The Nordic Office of Architecture and Haptic Architects unveiled plans for a new Oslo Airport City that will allow travelers to experience all the typical experiences of visiting an airport with the added attraction of driverless cars and smart technology all around them in an urban setting.

The electric driverless cars could take travelers around the airport, and all of the new features will rely on renewable energy, too.

As Curbed reported, the city, which will be 4 million square meters, will be built next to the airport.

The government plans to use this airport to test driverless cars to see how they fare in an urban setting.

The term “airport city” comes from Dr. John Kasarda of the Center for Air Commerce at the University of North Carolina. He created the term to define airports that include more than just concourses and gates.

Tomas Stokke, the director of the architecture firm, told Travel + Leisure, that this airport city will be different than others around the world in that it will feel more like an actual city.

“What you normally have with airport cities is some type of business park where you’ll mainly find logistic buildings, but what we’re doing is creating an airport city with urban qualities that include streets, squares and walkable spaces not blocked off by cars in addition to building on the various sport and leisure qualities Norwegians are quite into,” he said.

The airport will also add 22,000 to 40,000 jobs by 2050.

However, don’t expect the airport anytime soon.

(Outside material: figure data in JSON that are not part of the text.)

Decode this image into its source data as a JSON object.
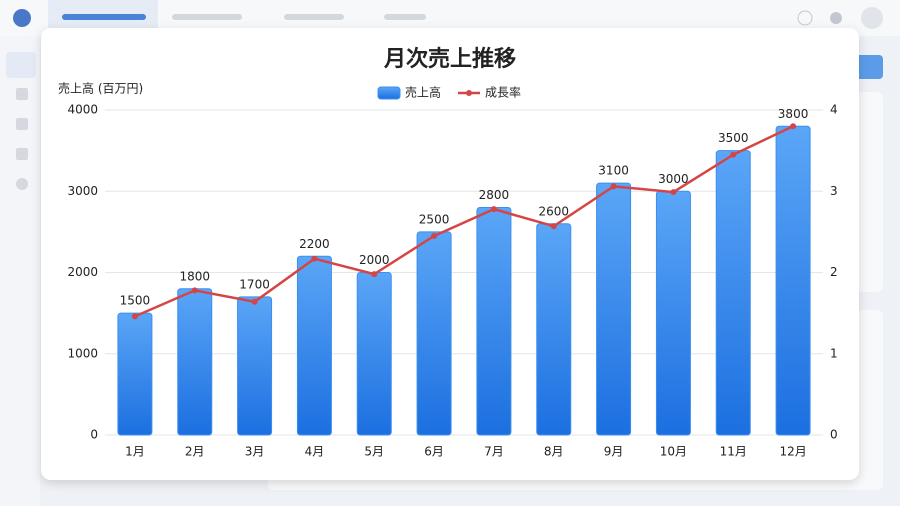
{
  "chart_data": {
    "type": "bar",
    "title": "月次売上推移",
    "y_label": "売上高 (百万円)",
    "categories": [
      "1月",
      "2月",
      "3月",
      "4月",
      "5月",
      "6月",
      "7月",
      "8月",
      "9月",
      "10月",
      "11月",
      "12月"
    ],
    "series": [
      {
        "name": "売上高",
        "type": "bar",
        "color": "#3b8ff0",
        "values": [
          1500,
          1800,
          1700,
          2200,
          2000,
          2500,
          2800,
          2600,
          3100,
          3000,
          3500,
          3800
        ]
      },
      {
        "name": "成長率",
        "type": "line",
        "axis": "y2",
        "color": "#d64545",
        "values": [
          1.46,
          1.78,
          1.64,
          2.17,
          1.98,
          2.45,
          2.78,
          2.57,
          3.06,
          2.99,
          3.45,
          3.8
        ]
      }
    ],
    "ylim": [
      0,
      4000
    ],
    "yticks": [
      0,
      1000,
      2000,
      3000,
      4000
    ],
    "y2lim": [
      0,
      4
    ],
    "y2ticks": [
      0,
      1,
      2,
      3,
      4
    ],
    "grid": true,
    "legend": "top",
    "data_labels": true
  }
}
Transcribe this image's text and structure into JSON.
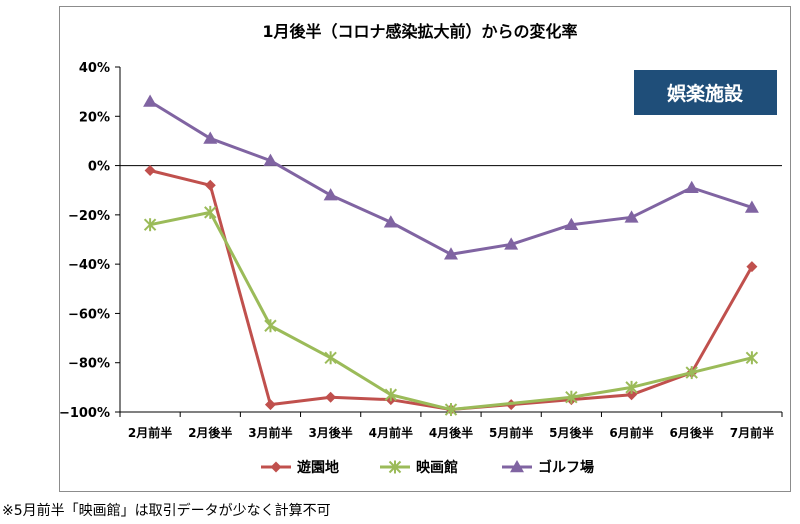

As Curbed reported, the Olso development will need 30 years of construction that will begin in 2019 or 2020.

“This is a unique opportunity to design a new city from scratch,” director of Haptic Architects Tomas Stokke said in a statement. “Using robust city planning strategies such as walkability, appropriate densities, active frontages and a car free city centre, combined with the latest developments in technology, we will be able to create a green, sustainable city of the future.”